THE ACCUMULATION STAGE
The wealth accumulation stage comes while you are working, saving, and adding money to your investments. It typically occurs when you’re younger, though you may have accumulation and preservation stages at various points throughout your life.
In this phase, you’ve got money coming in and a long time horizon. You want to be aggressive, putting close to 100% of your money in stocks, and also quite passive. For the vast majority of investors, fiddling around with your portfolio all the time is only going to cost you money.
You’ve surely heard the expression, “Don’t keep all your eggs in one basket.” You may also have heard the variation, “Keep all your eggs in one basket and watch that basket very closely.”
Forget all that. Put all your eggs in one basket and forget about it.
This is the ideal asset allocation for young people, and it’s the one JL advised his own daughter to pursue in her early adult years. The overwhelming odds are that you’re not going to beat the market with clever individual stock picks or niche mutual funds. You certainly are not going to be able to “time the market” to sell high and buy low. Just put your eggs in the basket.
But which basket? For JL, it’s an easy answer: The Vanguard Total Stock Market Index Fund (VTSAX), which will buy you a piece of around 3,600 publicly traded American companies.
Each of those businesses is filled with people working to make them more profitable — and make you money. VTSAX also has very low fees involved, so you’re not losing a chunk of your money each year paying someone to manage your money. Your money is working for you. And the best part is, studies indicate this kind of index outperforms around 83% of those money managers, the self-styled financial whizkids.
If you’re young and looking to build F-You Money, there’s not much more to it than that: you get money, you buy VTSAX. If you’ve played fantasy football, you might be familiar with the term “set it and forget it.” Same here.
THE PRESERVATION STAGE
If you’re at or near retirement, you’ve (hopefully) built your F-You Money already. Now you want to hang onto it. It’s time to expand beyond the one basket, VTSAX, and add in…another index fund.
This time, it’s VBTLX: Vanguard Total Bond Market Index Fund. Bonds provide some income and tend to smooth out the rough ride of stocks. In case the market does dip as you’re entering or enjoying retirement — when you have less time to wait for it to bounce back, and you’re not earning income through work — you’ll likely want a bit less exposure to stocks. So, shift some of that money to a bond fund.
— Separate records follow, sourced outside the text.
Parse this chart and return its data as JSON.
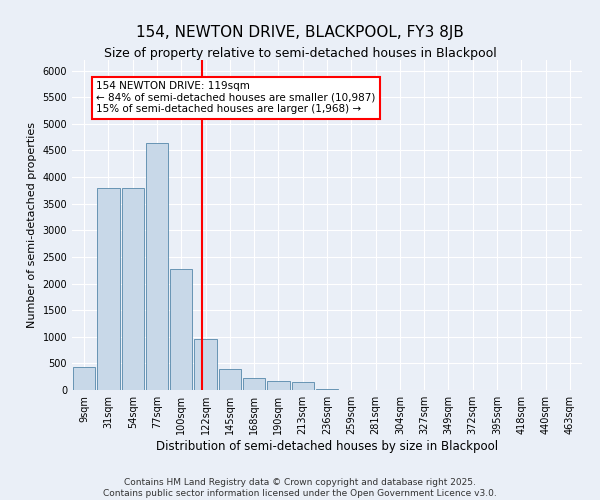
{
  "title": "154, NEWTON DRIVE, BLACKPOOL, FY3 8JB",
  "subtitle": "Size of property relative to semi-detached houses in Blackpool",
  "xlabel": "Distribution of semi-detached houses by size in Blackpool",
  "ylabel": "Number of semi-detached properties",
  "bin_labels": [
    "9sqm",
    "31sqm",
    "54sqm",
    "77sqm",
    "100sqm",
    "122sqm",
    "145sqm",
    "168sqm",
    "190sqm",
    "213sqm",
    "236sqm",
    "259sqm",
    "281sqm",
    "304sqm",
    "327sqm",
    "349sqm",
    "372sqm",
    "395sqm",
    "418sqm",
    "440sqm",
    "463sqm"
  ],
  "bar_values": [
    430,
    3800,
    3800,
    4650,
    2270,
    950,
    390,
    230,
    160,
    145,
    10,
    0,
    0,
    0,
    0,
    0,
    0,
    0,
    0,
    0,
    0
  ],
  "bar_color": "#c8d8e8",
  "bar_edge_color": "#5588aa",
  "vline_x": 4.85,
  "vline_color": "red",
  "annotation_text": "154 NEWTON DRIVE: 119sqm\n← 84% of semi-detached houses are smaller (10,987)\n15% of semi-detached houses are larger (1,968) →",
  "annotation_box_color": "white",
  "annotation_box_edge_color": "red",
  "ylim": [
    0,
    6200
  ],
  "yticks": [
    0,
    500,
    1000,
    1500,
    2000,
    2500,
    3000,
    3500,
    4000,
    4500,
    5000,
    5500,
    6000
  ],
  "footnote": "Contains HM Land Registry data © Crown copyright and database right 2025.\nContains public sector information licensed under the Open Government Licence v3.0.",
  "bg_color": "#eaeff7",
  "plot_bg_color": "#eaeff7",
  "title_fontsize": 11,
  "subtitle_fontsize": 9,
  "xlabel_fontsize": 8.5,
  "ylabel_fontsize": 8,
  "tick_fontsize": 7,
  "footnote_fontsize": 6.5,
  "annot_fontsize": 7.5
}
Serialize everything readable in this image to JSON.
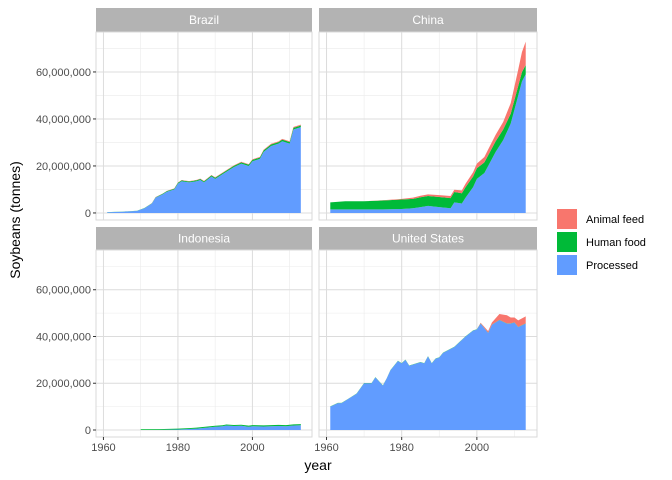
{
  "chart_data": {
    "type": "area",
    "stacked": true,
    "facet_layout": "2x2",
    "xlabel": "year",
    "ylabel": "Soybeans (tonnes)",
    "xlim": [
      1958,
      2016
    ],
    "ylim": [
      -3000000,
      77000000
    ],
    "x_ticks": [
      1960,
      1980,
      2000
    ],
    "x_tick_labels": [
      "1960",
      "1980",
      "2000"
    ],
    "y_ticks": [
      0,
      20000000,
      40000000,
      60000000
    ],
    "y_tick_labels": [
      "0",
      "20,000,000",
      "40,000,000",
      "60,000,000"
    ],
    "grid": true,
    "legend_position": "right",
    "legend": [
      {
        "name": "Animal feed",
        "color": "#F8766D"
      },
      {
        "name": "Human food",
        "color": "#00BA38"
      },
      {
        "name": "Processed",
        "color": "#619CFF"
      }
    ],
    "stack_order": [
      "Processed",
      "Human food",
      "Animal feed"
    ],
    "facets": [
      {
        "name": "Brazil",
        "x": [
          1961,
          1965,
          1969,
          1971,
          1973,
          1974,
          1976,
          1977,
          1979,
          1980,
          1981,
          1983,
          1985,
          1986,
          1987,
          1989,
          1990,
          1992,
          1995,
          1997,
          1999,
          2000,
          2002,
          2003,
          2005,
          2007,
          2008,
          2010,
          2011,
          2013
        ],
        "series": {
          "Processed": [
            300000,
            500000,
            900000,
            2000000,
            4000000,
            6500000,
            8000000,
            9000000,
            10000000,
            12500000,
            13500000,
            13000000,
            13500000,
            14000000,
            13000000,
            15500000,
            14500000,
            16500000,
            19500000,
            21000000,
            20000000,
            22000000,
            23000000,
            26000000,
            28500000,
            29500000,
            30500000,
            29500000,
            35500000,
            36500000
          ],
          "Human food": [
            30000,
            40000,
            60000,
            100000,
            150000,
            200000,
            250000,
            300000,
            320000,
            350000,
            380000,
            400000,
            420000,
            440000,
            450000,
            470000,
            480000,
            500000,
            520000,
            540000,
            560000,
            580000,
            600000,
            620000,
            640000,
            660000,
            680000,
            700000,
            720000,
            740000
          ],
          "Animal feed": [
            0,
            0,
            0,
            0,
            50000,
            80000,
            100000,
            100000,
            120000,
            130000,
            140000,
            150000,
            160000,
            170000,
            180000,
            190000,
            200000,
            210000,
            220000,
            230000,
            240000,
            250000,
            260000,
            280000,
            300000,
            310000,
            320000,
            330000,
            340000,
            350000
          ]
        }
      },
      {
        "name": "China",
        "x": [
          1961,
          1965,
          1970,
          1975,
          1980,
          1983,
          1985,
          1987,
          1990,
          1993,
          1994,
          1996,
          1997,
          1999,
          2000,
          2002,
          2003,
          2005,
          2007,
          2009,
          2011,
          2012,
          2013
        ],
        "series": {
          "Processed": [
            1500000,
            1500000,
            1500000,
            1500000,
            1700000,
            2000000,
            2500000,
            3000000,
            2500000,
            2000000,
            4500000,
            4000000,
            6500000,
            11000000,
            14500000,
            17000000,
            20000000,
            26000000,
            31000000,
            38000000,
            50000000,
            56000000,
            59000000
          ],
          "Human food": [
            3000000,
            3500000,
            3500000,
            3800000,
            4000000,
            4000000,
            4200000,
            4200000,
            4300000,
            4300000,
            4400000,
            4400000,
            4500000,
            4500000,
            4500000,
            4500000,
            4500000,
            4500000,
            4500000,
            4200000,
            4000000,
            4000000,
            3900000
          ],
          "Animal feed": [
            0,
            0,
            0,
            100000,
            300000,
            500000,
            600000,
            700000,
            800000,
            900000,
            1000000,
            1200000,
            1500000,
            1800000,
            2000000,
            2300000,
            2500000,
            2800000,
            3200000,
            4500000,
            7000000,
            8500000,
            10000000
          ]
        }
      },
      {
        "name": "Indonesia",
        "x": [
          1970,
          1975,
          1980,
          1983,
          1985,
          1987,
          1990,
          1992,
          1993,
          1995,
          1997,
          1999,
          2000,
          2003,
          2005,
          2007,
          2009,
          2011,
          2013
        ],
        "series": {
          "Processed": [
            0,
            50000,
            200000,
            400000,
            600000,
            900000,
            1400000,
            1600000,
            1900000,
            1700000,
            1800000,
            1400000,
            1600000,
            1500000,
            1600000,
            1700000,
            1600000,
            1900000,
            2000000
          ],
          "Human food": [
            300000,
            330000,
            360000,
            380000,
            400000,
            410000,
            420000,
            430000,
            440000,
            450000,
            460000,
            470000,
            480000,
            480000,
            480000,
            490000,
            490000,
            500000,
            500000
          ],
          "Animal feed": [
            0,
            0,
            0,
            0,
            0,
            0,
            0,
            0,
            0,
            0,
            0,
            0,
            0,
            0,
            0,
            0,
            0,
            0,
            0
          ]
        }
      },
      {
        "name": "United States",
        "x": [
          1961,
          1963,
          1964,
          1966,
          1968,
          1970,
          1972,
          1973,
          1975,
          1976,
          1977,
          1979,
          1980,
          1981,
          1982,
          1985,
          1986,
          1987,
          1988,
          1989,
          1990,
          1991,
          1994,
          1995,
          1997,
          1999,
          2000,
          2001,
          2002,
          2003,
          2004,
          2006,
          2008,
          2009,
          2010,
          2011,
          2013
        ],
        "series": {
          "Processed": [
            10000000,
            11500000,
            11500000,
            13500000,
            15500000,
            20000000,
            20000000,
            22500000,
            19000000,
            22000000,
            25500000,
            29500000,
            28500000,
            30000000,
            27500000,
            29000000,
            28500000,
            31500000,
            28500000,
            30500000,
            31000000,
            33000000,
            35500000,
            37000000,
            40000000,
            42500000,
            43000000,
            45500000,
            43500000,
            41500000,
            45000000,
            47000000,
            45500000,
            45500000,
            46000000,
            44000000,
            45500000
          ],
          "Human food": [
            100000,
            100000,
            100000,
            100000,
            100000,
            100000,
            100000,
            100000,
            100000,
            100000,
            100000,
            100000,
            100000,
            100000,
            100000,
            100000,
            100000,
            100000,
            100000,
            100000,
            100000,
            100000,
            100000,
            100000,
            100000,
            100000,
            100000,
            100000,
            100000,
            100000,
            100000,
            100000,
            100000,
            100000,
            100000,
            100000,
            100000
          ],
          "Animal feed": [
            0,
            0,
            0,
            0,
            0,
            0,
            0,
            0,
            0,
            0,
            0,
            0,
            0,
            0,
            0,
            0,
            0,
            0,
            0,
            0,
            0,
            0,
            0,
            0,
            0,
            0,
            0,
            300000,
            500000,
            700000,
            900000,
            2500000,
            3500000,
            2500000,
            2000000,
            2800000,
            3000000
          ]
        }
      }
    ]
  }
}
Now that you’ve got a couple of funds in your portfolio, you’ll want to set aside a couple of hours once a year to re-balance your allocation according to where you’re at and where you’d like to go. Now that JL is (semi-)retired, he and his wife’s allocation looks like so:
~75% Stocks: VTSAX (Vanguard Total Stock Market Index Fund)
~20% Bonds: VBTLX (Vanguard Total Bond Market Index Fund)
~5% Cash: VMRXX (Vanguard Cash Reserves Federal Money Market Fund)
You can fine-tune these allocations to your liking. Want a smoother ride, which comes with potentially lower long-term returns? Increase your percentage in VBTLX. If you’re comfortable with volatility and want to keep accumulating more, add more VTSAX.
THE GRAY AREA
100% stocks in the accumulation phase is certainly aggressive, and there are some studies that suggest holding a 10%-to-25% position in bonds (with 75%-to-90% stocks) will actually very slightly outperform the total stock approach.
But you should ignore traditionalist principles like “subtract your age from 100” — or even 120 — to determine the percentage of your portfolio that should be in stocks. That’s far too conservative when even modest inflation is going to eat up the value of your bonds over time, and those bonds can’t offer the growth value of stocks to offset that. Stocks are your inflation defense — you need your wealth to rise faster than prices — as well as your growth vehicle.
There will be crashes and corrections. But if you are just starting out at age 20, you are looking at perhaps 80 years of investing. Even at 60 years old, in good health, you could easily be looking at another thirty years. For the most part, you’re going to want to go heavy — heavy — on the stocks. Accumulate!